Advertencia de los abogados

Unos cambios que, aunque tardarán en llegar, son festejados por las organizaciones del sector. Sin embargo, algunos informes internos de las asociaciones -a los que ha tenido acceso EL ESPAÑOL- alertan de que la algarabía pública no debe hacerles perder de vista que el 'decretazo Ábalos’ podría derivar en una gran litigiosidad.

El principal escollo legal que detecta el documento radica en la “habilitación” a las Comunidades Autónomas para regular al sector de las VTC. Recuerda que “existe una prohibición constitucional de delegar facultades relacionadas con la legislación mercantil (contratación) que podría verse afectada”. Y es que, a juicio de los letrados que han elaborado el documento, cada Autonomía podría poner en marcha diferentes reglas que “invadan sus segmentos de reserva de prestación”.

Alerta, además, de que esta habilitación puede suponer un “arma de doble filo” para los taxistas. “Puede ser restrictivo para las VTC o ser extensivo de sus servicios respecto a los hasta ahora reservados al taxi”, apunta. ¿Un ejemplo? Que se habilitasen paradas específicas para VTC como las que ya existen para los taxistas, o que puedan coger pasajeros a mano alzada.

El Gobierno propone traspasar competencias a los ayuntamientos para frenar a las VTC

Otra de las preocupaciones para los taxistas radica en la fórmula escogida para elaborar esa “habilitación” competencial a las Comunidades. En línea con lo avanzado por informes jurídicos del sector de las VTC, los abogados del Taxi recuerdan que “es difícil deslindar” la necesidad de hacer ese traspaso con la redacción de una Ley Orgánica, tal y como requiere el artículo 150 de la Constitución.
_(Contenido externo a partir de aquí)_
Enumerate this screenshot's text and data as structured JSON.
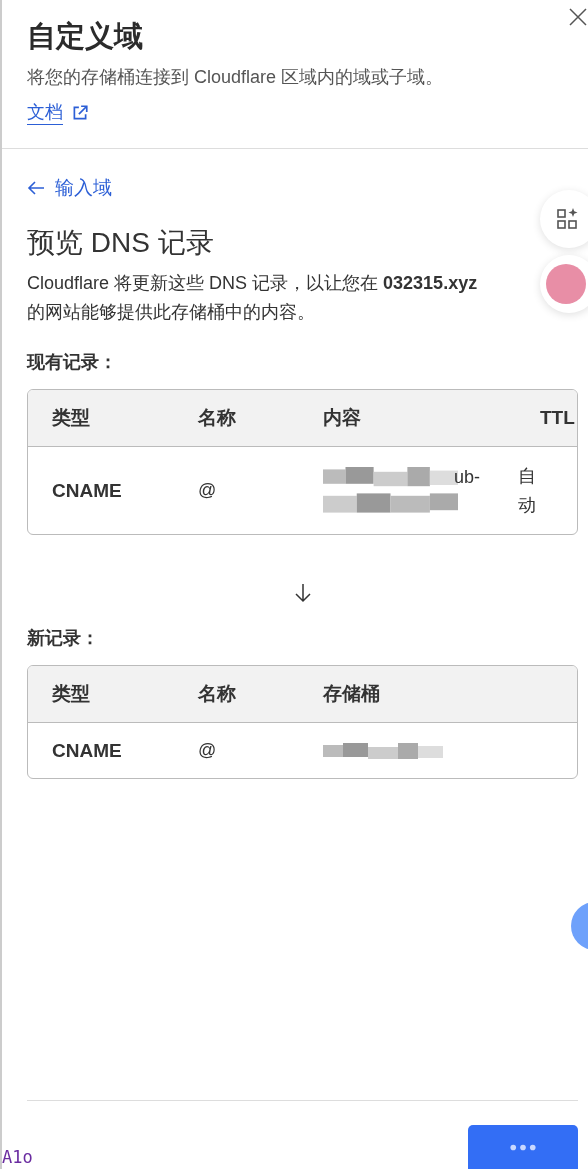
{
  "panel": {
    "title": "自定义域",
    "subtitle": "将您的存储桶连接到 Cloudflare 区域内的域或子域。",
    "docs_link": "文档"
  },
  "back_link": "输入域",
  "heading": "预览 DNS 记录",
  "description": "Cloudflare 将更新这些 DNS 记录，以让您在 **032315.xyz** 的网站能够提供此存储桶中的内容。",
  "existing": {
    "label": "现有记录：",
    "columns": [
      "类型",
      "名称",
      "内容",
      "TTL"
    ],
    "rows": [
      {
        "type": "CNAME",
        "name": "@",
        "content": "ub-",
        "content_redacted": true,
        "ttl": "自动"
      }
    ]
  },
  "new": {
    "label": "新记录：",
    "columns": [
      "类型",
      "名称",
      "存储桶"
    ],
    "rows": [
      {
        "type": "CNAME",
        "name": "@",
        "content": "",
        "content_redacted": true
      }
    ]
  },
  "footer": {
    "button_loading": true
  },
  "corner_text": "A1o"
}
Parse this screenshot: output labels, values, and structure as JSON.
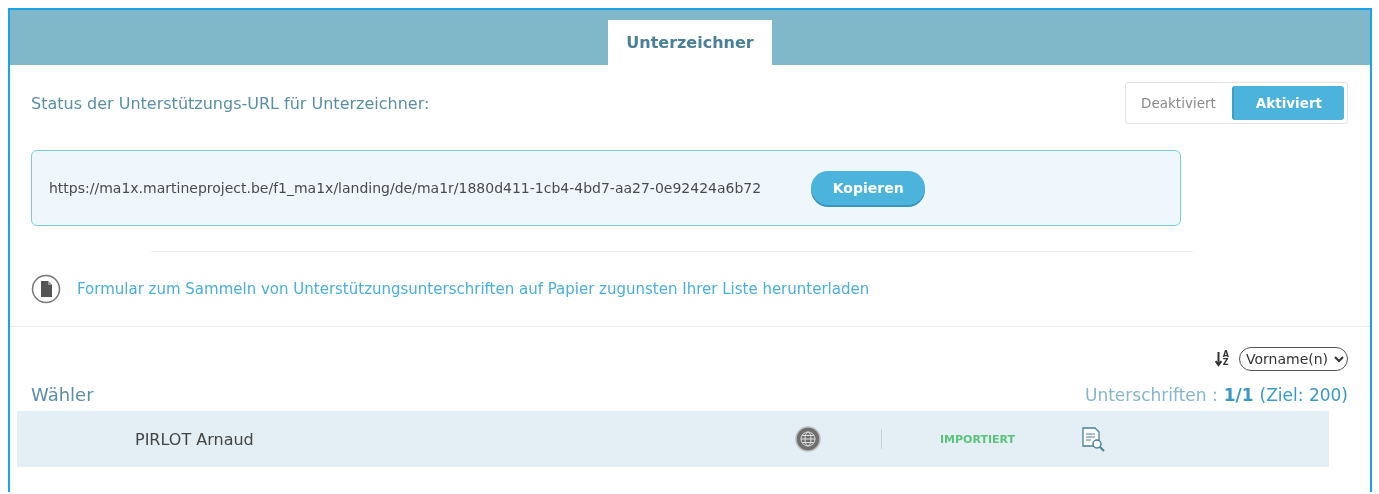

¿Medidas constitucionales? 

Los abogados del sector también muestran sus dudas acerca de la “constitucionalidad de las medidas” acordadas por Fomento. Más en concreto sobre la forma de llevarlas a cabo: un Real Decreto que requiere una justificación por su urgente necesidad.

El hecho de que las medidas -especialmente la puesta en marcha de una licencia urbana- se retrasen cuatro años como mínimo, hace que ese criterio de urgencia quede en el limbo. Por tanto,en el documento se teme que este argumento pueda ser empleado por las empresas de VTC como una fórmula más para impugnar la medida ante el Tribunal Constitucional.

Los cuatro años de aplazamiento para su puesta en marcha responden a la intención del Gobierno de indemnizar a las empresas de VTC por el cambio en las reglas del juego. Es decir, que pierdan la posibilidad de operar a nivel nacional y empiecen a necesitar permisos locales.

Para los abogados del taxi “la retirada competencial del Estado es controvertida, y será analizada por los tribunales; como lo es también la fórmula escogida para compensar a las pérdidas que puedan tener los dueños de las VTC".